We can just pop the stack, element by element. If the element is odd (that is, not even), push it onto a new, temporary stack. Then, once we’re all done, push them back onto their original stack.

This algorithm will take **O(N) time**. Since you have to go through every element, you can’t solve the problem faster than this.

**Queue**

A queue is essentially the opposite of a stack. Rather than removing the newest item with a LIFO (last-in-first-out) principle, it removes the oldest item. It is said to be “FIFO” (first-in-first-out) since the first item you add will be the first one you remove.

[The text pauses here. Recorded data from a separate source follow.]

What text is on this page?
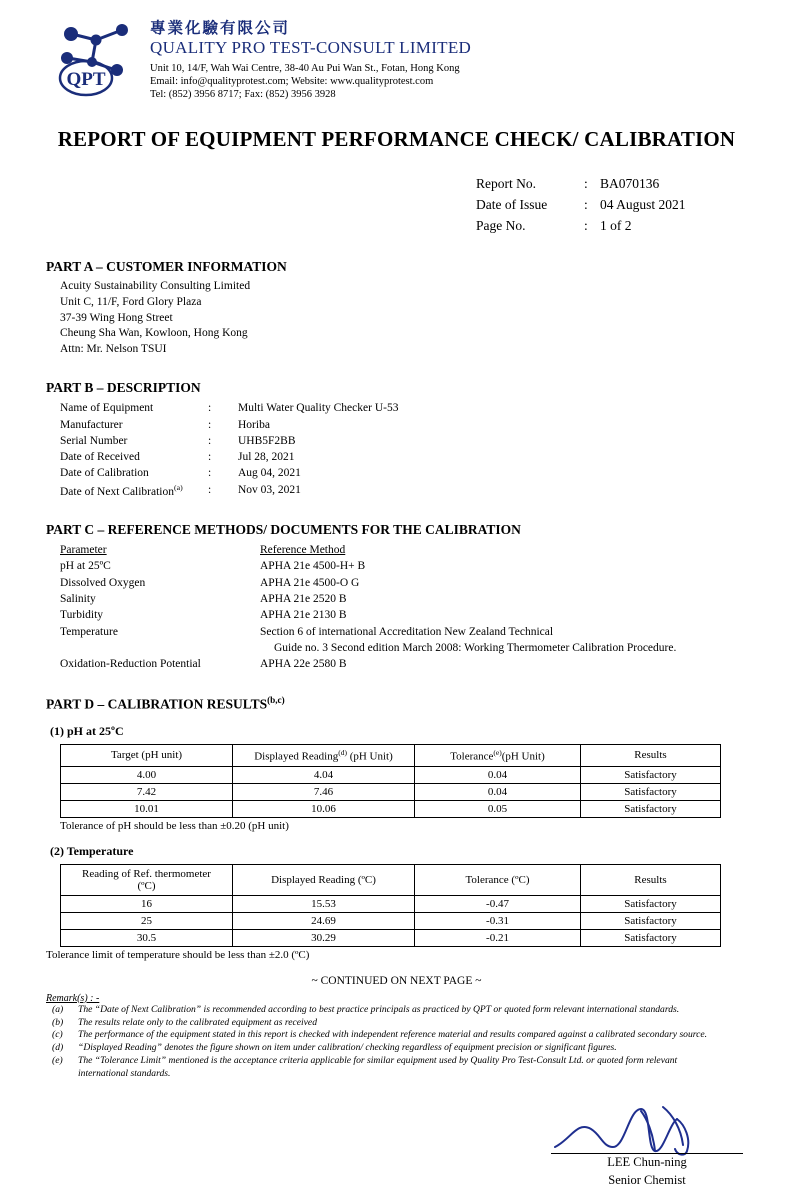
QPT
專業化驗有限公司
QUALITY PRO TEST-CONSULT LIMITED
Unit 10, 14/F, Wah Wai Centre, 38-40 Au Pui Wan St., Fotan, Hong Kong
Email: info@qualityprotest.com; Website: www.qualityprotest.com
Tel: (852) 3956 8717; Fax: (852) 3956 3928
REPORT OF EQUIPMENT PERFORMANCE CHECK/ CALIBRATION
Report No.	: BA070136
Date of Issue	: 04 August 2021
Page No.	: 1 of 2
PART A – CUSTOMER INFORMATION
Acuity Sustainability Consulting Limited
Unit C, 11/F, Ford Glory Plaza
37-39 Wing Hong Street
Cheung Sha Wan, Kowloon, Hong Kong
Attn: Mr. Nelson TSUI
PART B – DESCRIPTION
Name of Equipment	:	Multi Water Quality Checker U-53
Manufacturer	:	Horiba
Serial Number	:	UHB5F2BB
Date of Received	:	Jul 28, 2021
Date of Calibration	:	Aug 04, 2021
Date of Next Calibration$^{(a)}$	:	Nov 03, 2021
PART C – REFERENCE METHODS/ DOCUMENTS FOR THE CALIBRATION
Parameter	Reference Method
pH at 25ºC	APHA 21e 4500-H+ B
Dissolved Oxygen	APHA 21e 4500-O G
Salinity	APHA 21e 2520 B
Turbidity	APHA 21e 2130 B
Temperature	Section 6 of international Accreditation New Zealand Technical
Guide no. 3 Second edition March 2008: Working Thermometer Calibration Procedure.
Oxidation-Reduction Potential	APHA 22e 2580 B
PART D – CALIBRATION RESULTS$^{(b,c)}$
(1) pH at 25ºC
Target (pH unit)	Displayed Reading$^{(d)}$ (pH Unit)	Tolerance$^{(e)}$(pH Unit)	Results
4.00	4.04	0.04	Satisfactory
7.42	7.46	0.04	Satisfactory
10.01	10.06	0.05	Satisfactory
Tolerance of pH should be less than ±0.20 (pH unit)
(2) Temperature
Reading of Ref. thermometer
(ºC)	Displayed Reading (ºC)	Tolerance (ºC)	Results
16	15.53	-0.47	Satisfactory
25	24.69	-0.31	Satisfactory
30.5	30.29	-0.21	Satisfactory
Tolerance limit of temperature should be less than ±2.0 (ºC)
~ CONTINUED ON NEXT PAGE ~
Remark(s) : -
(a)	The “Date of Next Calibration” is recommended according to best practice principals as practiced by QPT or quoted form relevant international standards.
(b)	The results relate only to the calibrated equipment as received
(c)	The performance of the equipment stated in this report is checked with independent reference material and results compared against a calibrated secondary source.
(d)	“Displayed Reading” denotes the figure shown on item under calibration/ checking regardless of equipment precision or significant figures.
(e)	The “Tolerance Limit” mentioned is the acceptance criteria applicable for similar equipment used by Quality Pro Test-Consult Ltd. or quoted form relevant
international standards.
LEE Chun-ning
Senior Chemist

It acts as a queue (or line) in real life. When people are in a queue for movie tickets, the first person to get in line is the first person who will be served. This is, of course, how the data structure gets its name.

**Inserting **(or “enqueuing”) and **removing **(or “dequeuing”) from a queue is **O(1)**. As in a stack, it is not used for finding an element.

**Problem 11 — **Write a function to **check if two queues are identical** (same values in the same order). It’s okay to modify/destroy the two queues.

We are allowed to modify the two queues, which should give us a clue that we need to do just that. We can repeatedly remove the front of each linked list and compare the values. If the values are not equal, then we immediately return false.

What happens when one list is emptied? That depends. If both lists are empty, we know the linked lists are identical (nothing has failed yet). However, if only one list is empty and the other is not, we know the lists are different. After all, we’re removing the elements in the same order.

This algorithm takes **O(N) time**, where N is the length of the smaller list. Why the smaller? Because we exit as soon as either list is empty. That will happen to the smaller list first. It doesn’t matter how big the bigger list is; it won’t affect the runtime.

**Problem 12 — **Write a function to **remove the Kth element from a queue** (keep all the other elements in place and in the same order).

Observe that if we continuously remove elements from the front and add them to the back, we’ll wind up with the same list. Therefore, to remove the Kth element, we can just remove each element and re-add it — skipping the Kth element.

This algorithm takes **O(N) time**, where N is the number of nodes.